そこで活躍するのは引きこもりのネットゲーマーだ。
パイロットと言った方が彼らは喜ぶかもしれない。
ゲーム企業が参加しゲーム仕立てにする。
さしずめシムシティの実物版だろうか。
ゲームとはいえ、これは歴とした仕事だ。
今でも原発20km圏内の瓦礫処理は日当2万円ほどで募集されている。
効率は決して良くはないかもしれないが、引きこもりネットゲーマーは昼夜なんか関係ないし、どんなに危険な作業も行なえるのだから、少なくとも時給2千円くらいの価値はあるだろう。
今まで無駄飯喰らいのろくでなしだったNEETも、俄かに稼ぎ手になるわけだ。
将来月面基地建設運用のオペレータというキャリアパスもあるわけで、その養成なのだから職業訓練でもある。
研究開発自体にもゲーム性を持たせアミューズメントにする。
ロボコンのような仕掛けだ。
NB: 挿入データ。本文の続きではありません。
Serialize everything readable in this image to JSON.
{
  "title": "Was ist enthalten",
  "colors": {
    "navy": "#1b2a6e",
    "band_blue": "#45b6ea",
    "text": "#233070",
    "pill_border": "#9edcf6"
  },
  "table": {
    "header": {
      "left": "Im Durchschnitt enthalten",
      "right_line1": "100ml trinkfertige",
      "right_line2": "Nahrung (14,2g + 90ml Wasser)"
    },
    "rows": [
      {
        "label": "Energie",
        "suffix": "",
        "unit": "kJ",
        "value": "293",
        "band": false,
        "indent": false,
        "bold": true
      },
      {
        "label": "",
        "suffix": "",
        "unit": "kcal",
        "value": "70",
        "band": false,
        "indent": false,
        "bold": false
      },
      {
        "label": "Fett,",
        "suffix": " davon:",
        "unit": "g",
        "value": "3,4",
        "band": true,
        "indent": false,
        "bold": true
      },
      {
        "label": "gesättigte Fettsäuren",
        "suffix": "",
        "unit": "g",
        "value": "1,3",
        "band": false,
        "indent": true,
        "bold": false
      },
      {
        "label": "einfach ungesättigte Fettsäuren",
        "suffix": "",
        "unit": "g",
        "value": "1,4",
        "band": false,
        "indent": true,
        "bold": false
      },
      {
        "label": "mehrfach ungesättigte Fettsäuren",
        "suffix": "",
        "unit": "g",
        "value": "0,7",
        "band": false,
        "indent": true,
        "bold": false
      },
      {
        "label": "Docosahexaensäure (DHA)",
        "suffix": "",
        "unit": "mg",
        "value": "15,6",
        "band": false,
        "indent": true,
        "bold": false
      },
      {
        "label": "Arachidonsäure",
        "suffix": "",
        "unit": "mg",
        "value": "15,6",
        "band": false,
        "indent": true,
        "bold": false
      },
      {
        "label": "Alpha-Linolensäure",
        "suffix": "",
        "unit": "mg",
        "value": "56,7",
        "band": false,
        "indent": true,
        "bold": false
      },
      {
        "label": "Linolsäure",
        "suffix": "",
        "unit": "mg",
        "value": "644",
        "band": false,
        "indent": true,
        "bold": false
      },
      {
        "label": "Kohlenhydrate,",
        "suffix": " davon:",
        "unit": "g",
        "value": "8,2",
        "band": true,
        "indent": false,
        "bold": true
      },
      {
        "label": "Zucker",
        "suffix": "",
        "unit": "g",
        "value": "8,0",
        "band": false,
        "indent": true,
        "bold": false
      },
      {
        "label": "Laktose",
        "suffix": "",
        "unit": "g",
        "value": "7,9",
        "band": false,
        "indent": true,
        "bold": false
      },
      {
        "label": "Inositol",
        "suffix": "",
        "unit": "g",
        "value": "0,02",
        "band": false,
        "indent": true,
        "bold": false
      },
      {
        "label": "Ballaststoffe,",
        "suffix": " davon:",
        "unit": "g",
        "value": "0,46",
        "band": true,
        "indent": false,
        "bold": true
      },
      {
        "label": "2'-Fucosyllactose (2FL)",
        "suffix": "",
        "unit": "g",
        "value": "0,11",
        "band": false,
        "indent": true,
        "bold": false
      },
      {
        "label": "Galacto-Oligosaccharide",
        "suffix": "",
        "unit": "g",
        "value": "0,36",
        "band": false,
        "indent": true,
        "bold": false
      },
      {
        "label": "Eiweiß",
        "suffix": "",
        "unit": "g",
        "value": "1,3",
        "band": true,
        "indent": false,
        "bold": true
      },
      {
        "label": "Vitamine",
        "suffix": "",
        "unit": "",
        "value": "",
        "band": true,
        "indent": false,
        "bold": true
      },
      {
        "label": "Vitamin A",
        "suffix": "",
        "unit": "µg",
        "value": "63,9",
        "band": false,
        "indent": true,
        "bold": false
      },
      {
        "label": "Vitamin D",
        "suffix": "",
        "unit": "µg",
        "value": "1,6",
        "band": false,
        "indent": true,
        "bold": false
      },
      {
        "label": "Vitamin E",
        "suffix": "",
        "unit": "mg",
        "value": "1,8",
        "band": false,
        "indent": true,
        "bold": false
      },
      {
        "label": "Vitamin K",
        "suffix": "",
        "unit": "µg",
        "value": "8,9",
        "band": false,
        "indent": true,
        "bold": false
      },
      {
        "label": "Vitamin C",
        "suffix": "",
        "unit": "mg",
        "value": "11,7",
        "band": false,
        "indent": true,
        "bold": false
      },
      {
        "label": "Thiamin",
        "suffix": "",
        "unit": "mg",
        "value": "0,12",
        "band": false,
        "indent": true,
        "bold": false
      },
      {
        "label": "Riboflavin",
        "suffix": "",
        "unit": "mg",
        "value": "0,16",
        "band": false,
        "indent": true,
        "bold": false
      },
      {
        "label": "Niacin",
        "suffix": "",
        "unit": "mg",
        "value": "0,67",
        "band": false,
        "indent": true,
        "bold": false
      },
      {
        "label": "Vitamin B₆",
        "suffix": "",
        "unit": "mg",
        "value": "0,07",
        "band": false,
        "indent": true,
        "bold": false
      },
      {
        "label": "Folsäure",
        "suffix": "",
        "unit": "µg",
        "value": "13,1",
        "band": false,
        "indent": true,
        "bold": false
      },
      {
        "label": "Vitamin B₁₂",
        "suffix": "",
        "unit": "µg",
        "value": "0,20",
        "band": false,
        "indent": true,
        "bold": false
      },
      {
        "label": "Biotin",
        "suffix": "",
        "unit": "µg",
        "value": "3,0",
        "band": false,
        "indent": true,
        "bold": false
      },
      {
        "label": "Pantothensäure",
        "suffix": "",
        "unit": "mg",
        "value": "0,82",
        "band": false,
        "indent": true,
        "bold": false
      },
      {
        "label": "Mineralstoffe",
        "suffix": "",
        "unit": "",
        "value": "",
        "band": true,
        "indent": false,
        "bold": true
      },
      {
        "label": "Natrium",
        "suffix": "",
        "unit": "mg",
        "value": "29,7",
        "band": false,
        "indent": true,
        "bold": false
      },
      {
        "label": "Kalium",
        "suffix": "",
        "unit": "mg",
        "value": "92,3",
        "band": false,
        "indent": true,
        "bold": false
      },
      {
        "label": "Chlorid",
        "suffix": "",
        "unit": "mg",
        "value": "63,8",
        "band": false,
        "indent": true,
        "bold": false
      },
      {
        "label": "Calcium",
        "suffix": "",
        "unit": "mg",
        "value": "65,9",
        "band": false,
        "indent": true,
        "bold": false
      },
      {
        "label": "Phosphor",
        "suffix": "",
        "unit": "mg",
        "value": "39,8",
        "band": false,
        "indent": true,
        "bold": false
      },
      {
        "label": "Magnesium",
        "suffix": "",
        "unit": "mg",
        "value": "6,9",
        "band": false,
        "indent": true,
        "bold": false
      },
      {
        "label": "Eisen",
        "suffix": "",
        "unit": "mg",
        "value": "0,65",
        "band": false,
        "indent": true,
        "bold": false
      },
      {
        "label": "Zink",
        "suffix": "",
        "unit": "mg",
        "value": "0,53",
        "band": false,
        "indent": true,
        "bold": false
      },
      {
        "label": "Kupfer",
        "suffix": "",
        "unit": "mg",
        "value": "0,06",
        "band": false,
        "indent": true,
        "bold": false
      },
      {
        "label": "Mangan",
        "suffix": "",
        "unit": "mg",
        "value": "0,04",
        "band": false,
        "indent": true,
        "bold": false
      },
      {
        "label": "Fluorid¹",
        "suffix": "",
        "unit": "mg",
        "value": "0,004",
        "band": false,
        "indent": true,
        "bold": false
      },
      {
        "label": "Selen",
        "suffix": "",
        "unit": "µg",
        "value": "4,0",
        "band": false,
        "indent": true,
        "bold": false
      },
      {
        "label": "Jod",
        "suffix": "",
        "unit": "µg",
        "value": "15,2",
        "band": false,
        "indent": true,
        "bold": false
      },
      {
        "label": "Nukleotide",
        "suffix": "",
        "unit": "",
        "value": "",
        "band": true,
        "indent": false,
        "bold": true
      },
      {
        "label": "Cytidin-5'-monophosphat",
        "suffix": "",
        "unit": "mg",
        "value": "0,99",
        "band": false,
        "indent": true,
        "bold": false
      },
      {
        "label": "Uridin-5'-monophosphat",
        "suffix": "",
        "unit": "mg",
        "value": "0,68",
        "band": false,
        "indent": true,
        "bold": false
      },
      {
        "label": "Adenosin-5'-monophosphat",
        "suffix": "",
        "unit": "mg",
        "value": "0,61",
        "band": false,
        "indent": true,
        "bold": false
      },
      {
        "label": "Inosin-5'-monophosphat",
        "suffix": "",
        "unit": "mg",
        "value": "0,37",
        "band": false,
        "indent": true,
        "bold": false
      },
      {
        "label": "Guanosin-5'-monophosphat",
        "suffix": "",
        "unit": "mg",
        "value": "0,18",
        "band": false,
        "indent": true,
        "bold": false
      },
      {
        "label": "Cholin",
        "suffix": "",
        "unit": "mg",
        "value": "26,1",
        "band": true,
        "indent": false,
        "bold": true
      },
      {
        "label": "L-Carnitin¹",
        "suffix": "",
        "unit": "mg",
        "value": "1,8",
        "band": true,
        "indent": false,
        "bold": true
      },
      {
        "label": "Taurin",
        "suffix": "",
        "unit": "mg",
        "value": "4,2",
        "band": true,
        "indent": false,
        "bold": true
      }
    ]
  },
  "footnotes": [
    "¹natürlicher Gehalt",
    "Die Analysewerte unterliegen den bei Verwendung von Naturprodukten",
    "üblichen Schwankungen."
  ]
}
そこもキャッシュポイントになり得る。
定期的にコンテストを開催して、毎回ひとつのテーマをクリアしていくようなイベントを。
もちろん建築施設自体の関連業者も関わる。
無人地域で規制も緩いなら業者には好都合だ。
施設が運用に入れば、そこから収入が発生するわけだが
その頃には月に先遣隊を送り込んで、実地に活動を始めているかもしれない。
さて、そんなテストフィールドに適した場所はないだろうか。
立ち入り禁止で予測不能な状態。諸々の居住権利もクリアされていること。
思い当たるのは・・・福島原発の放射線汚染地域だ。
事故から10年あまり、未だに「帰還困難区域」に指定された7市町村がある。
瓦礫を片付け作業を行ったり、新たな建造物の建築も行える。
これなら復興と未来技術開発の一石二鳥を狙うことができる。
「10年以内に人間を月に到達させる」
ケネディ大統領が声明を発表したのはまだコンピュータもろくにない1961年。
技術者たちは計算尺で野望を実現した。
それに比べればこんなものはどれほど容易いプロジェクトであることか。